No Birthday? No Problem

Jennifer Flaten

 

This post by Jennifer Flaten

I am a leap year baby. That’s right I only get a birthday every four years, thanks (or no thanks) to Julius Caesar (an interesting article can be found here). There are a lot more leap year babies than you would think about 5 million worldwide, according to the Honor Society of Leap Year Babies.

birthday cake
birthday cake (Photo credit: freakgirl)

For as long as I can remember, I’ve celebrated my birthday on the 28th. My mother on the other hand insists that since I wasn’t in this world until the 29th, I can’t officially have a birthday until March 1st.

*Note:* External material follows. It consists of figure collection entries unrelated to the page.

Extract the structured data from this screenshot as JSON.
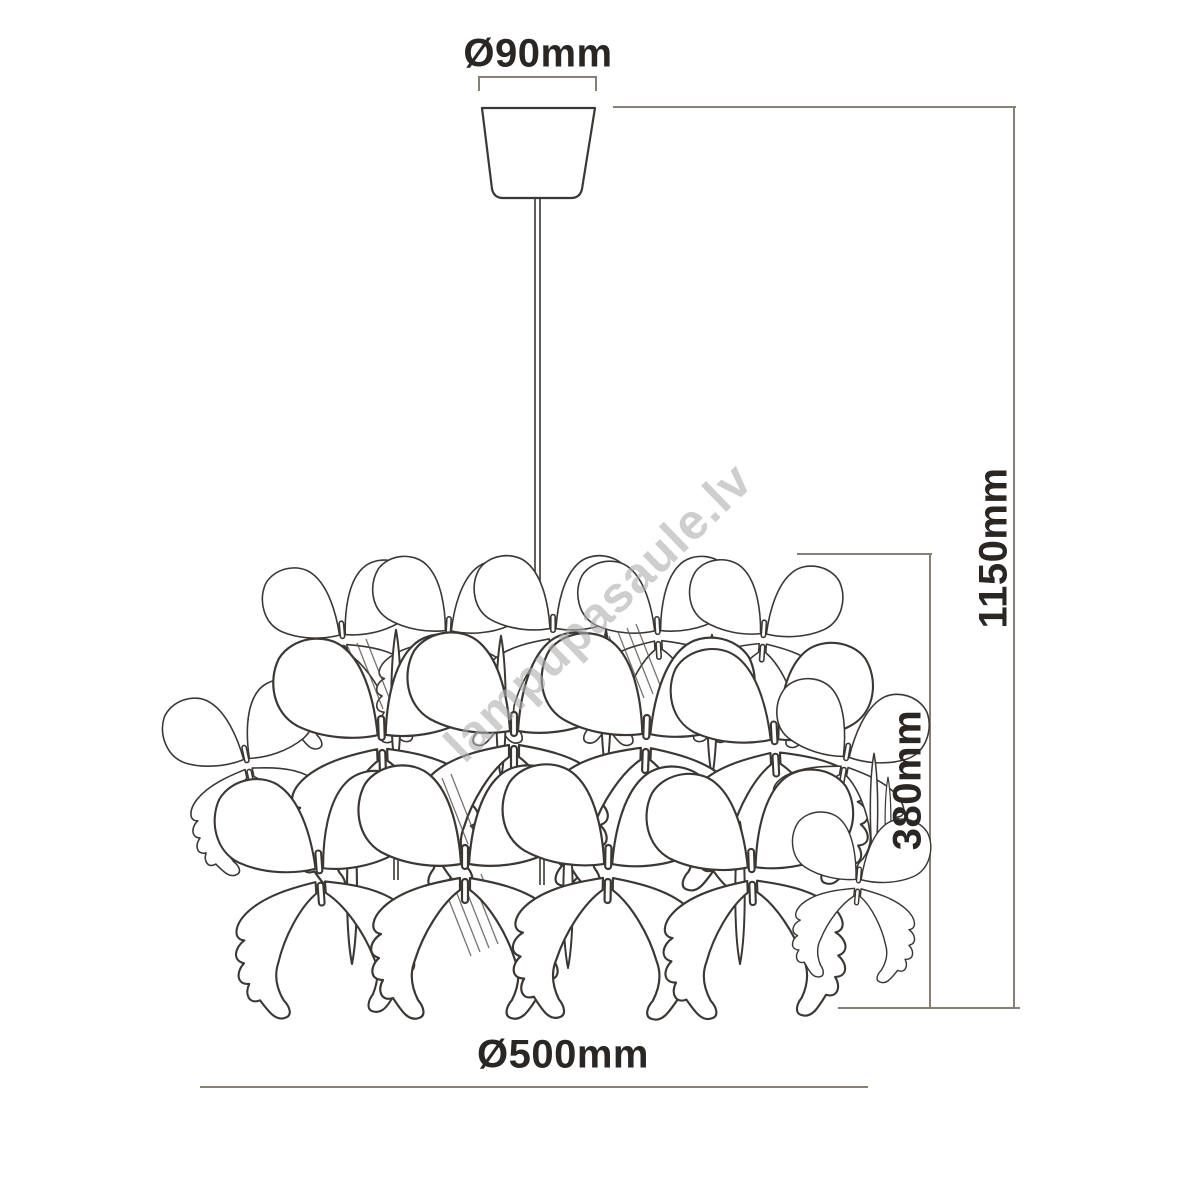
{
  "drawing": {
    "title": "butterfly pendant lamp dimension drawing",
    "labels": {
      "canopy_diameter": "Ø90mm",
      "overall_height": "1150mm",
      "shade_height": "380mm",
      "shade_diameter": "Ø500mm"
    },
    "watermark": "lampupasaule.lv",
    "colors": {
      "dimension_line": "#867f76",
      "drawing_outline": "#3b3734",
      "label_text": "#2a2624",
      "watermark_text": "#adadad",
      "background": "#ffffff"
    }
  }
}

Yes, even at soon to be *cough, cough* 41, whether I get an actually birthday or not is a big deal to me. Last year, I celebrated my 40th birthday and I turned 10 in leap years, the same ages as my twin daughters. Totally cool right? How many kids can say their mom is the same age as they are?

Having a leap year birthday means I never have to lie about my age. When I am 80, I can truthfully (and quite gleefully I might add) say I am 20 years old.

No birthday this year, but seeing as I love celebrating, I prefer to think of my non birthday as a reason to keep the festivities going as long as possible…and by festivities I mean shoe shopping and eating cake.